The toils are pitch’d, and the stakes are set,
Ever sing merrily, merrily;
The bows they bend, and the knives they whet,
Hunters live so cheerily.

It was a stag, a stag of ten,
Bearing his branches sturdily;
He came stately down the glen,
Ever sing hardily, hardily.

It was there he met with a wounded doe,
She was bleeding deathfully;
She warned him of the toils below,
Oh, so faithfully, faithfully!

He had an eye and he could heed,
Ever sing warily, warily;
He had a foot, and he could speed,
Hunters watch so narrowly.

On this passage the egregious Jeffrey wrote—

“No machinery can be conceived more clumsy for effecting the deliverance of a distressed hero, than the introduction of a mad woman, who, without knowing or caring about the wanderer, warns him, by a song, to take care of the ambush that was set for him. The maniacs of poetry have indeed had a prescriptive right to be musical, since the days of Ophelia downwards; but it is rather a rash extension of this privilege to make them sing good sense, and to make sensible people be guided by them.”

“LADY OF THE LAKE”

Scott recked so lightly of this censure that he repeated the situation (his novels often repeat the situations of his poems), the warning lilts of a brainsick girl, in The Heart of Midlothian, in that most romantic passage where Madge Wildfire’s snatches of song give warning to the fugitive lover of Effie Deans. These parallelisms between the structure of the rhymed and of the anonymous prose romances are frequent and curious.

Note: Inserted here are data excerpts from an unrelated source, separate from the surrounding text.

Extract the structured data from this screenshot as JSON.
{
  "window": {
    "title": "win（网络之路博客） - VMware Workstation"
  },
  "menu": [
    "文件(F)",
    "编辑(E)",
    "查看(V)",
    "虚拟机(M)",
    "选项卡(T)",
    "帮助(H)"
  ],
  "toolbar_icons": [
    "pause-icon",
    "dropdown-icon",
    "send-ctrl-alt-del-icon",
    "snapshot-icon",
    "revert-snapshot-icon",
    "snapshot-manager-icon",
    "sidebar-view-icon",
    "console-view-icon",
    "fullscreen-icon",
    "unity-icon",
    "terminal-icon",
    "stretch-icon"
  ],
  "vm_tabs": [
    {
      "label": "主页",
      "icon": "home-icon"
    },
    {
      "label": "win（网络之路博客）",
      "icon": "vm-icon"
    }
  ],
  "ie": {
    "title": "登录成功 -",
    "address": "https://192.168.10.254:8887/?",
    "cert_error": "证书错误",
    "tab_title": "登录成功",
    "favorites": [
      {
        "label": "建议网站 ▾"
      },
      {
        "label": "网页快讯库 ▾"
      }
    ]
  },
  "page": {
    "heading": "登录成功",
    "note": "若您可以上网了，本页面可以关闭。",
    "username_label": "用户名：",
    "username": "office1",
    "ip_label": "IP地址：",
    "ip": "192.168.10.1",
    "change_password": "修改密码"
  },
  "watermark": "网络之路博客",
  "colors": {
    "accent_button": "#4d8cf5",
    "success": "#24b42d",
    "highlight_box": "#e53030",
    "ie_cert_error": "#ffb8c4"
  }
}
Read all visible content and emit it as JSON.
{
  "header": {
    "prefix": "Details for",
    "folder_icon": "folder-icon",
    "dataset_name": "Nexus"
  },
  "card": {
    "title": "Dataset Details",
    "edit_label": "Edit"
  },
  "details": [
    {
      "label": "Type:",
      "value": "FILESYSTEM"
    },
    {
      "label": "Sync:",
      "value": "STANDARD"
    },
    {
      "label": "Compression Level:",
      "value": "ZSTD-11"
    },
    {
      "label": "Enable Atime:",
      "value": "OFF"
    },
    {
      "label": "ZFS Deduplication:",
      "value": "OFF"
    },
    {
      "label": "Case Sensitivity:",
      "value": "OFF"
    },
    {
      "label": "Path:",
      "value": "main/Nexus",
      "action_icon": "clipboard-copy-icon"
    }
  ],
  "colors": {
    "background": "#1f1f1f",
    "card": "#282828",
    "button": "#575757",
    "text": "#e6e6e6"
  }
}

The whole poem of The Lady of the Lake is inimitably vivacious, it has on it the dew of morning in a mountain pass: the King is worthy of the praise of Scott’s princes given to Byron by the Prince of Wales, who, with all his faults, could appreciate Walter Scott and Jane Austen. “I told the Prince,” Byron wrote to Scott, “that I thought you more particularly the painter of Princes, as they never appeared more fascinating than in Marmion and The Lady of the Lake. He was pleased to coincide, and to dwell on the description of your James’s as no less royal than poetical. He spoke alternately of Homer and yourself, and seemed well acquainted with both.” A British king well acquainted with Homer is hardly the idiot of Thackeray’s satire.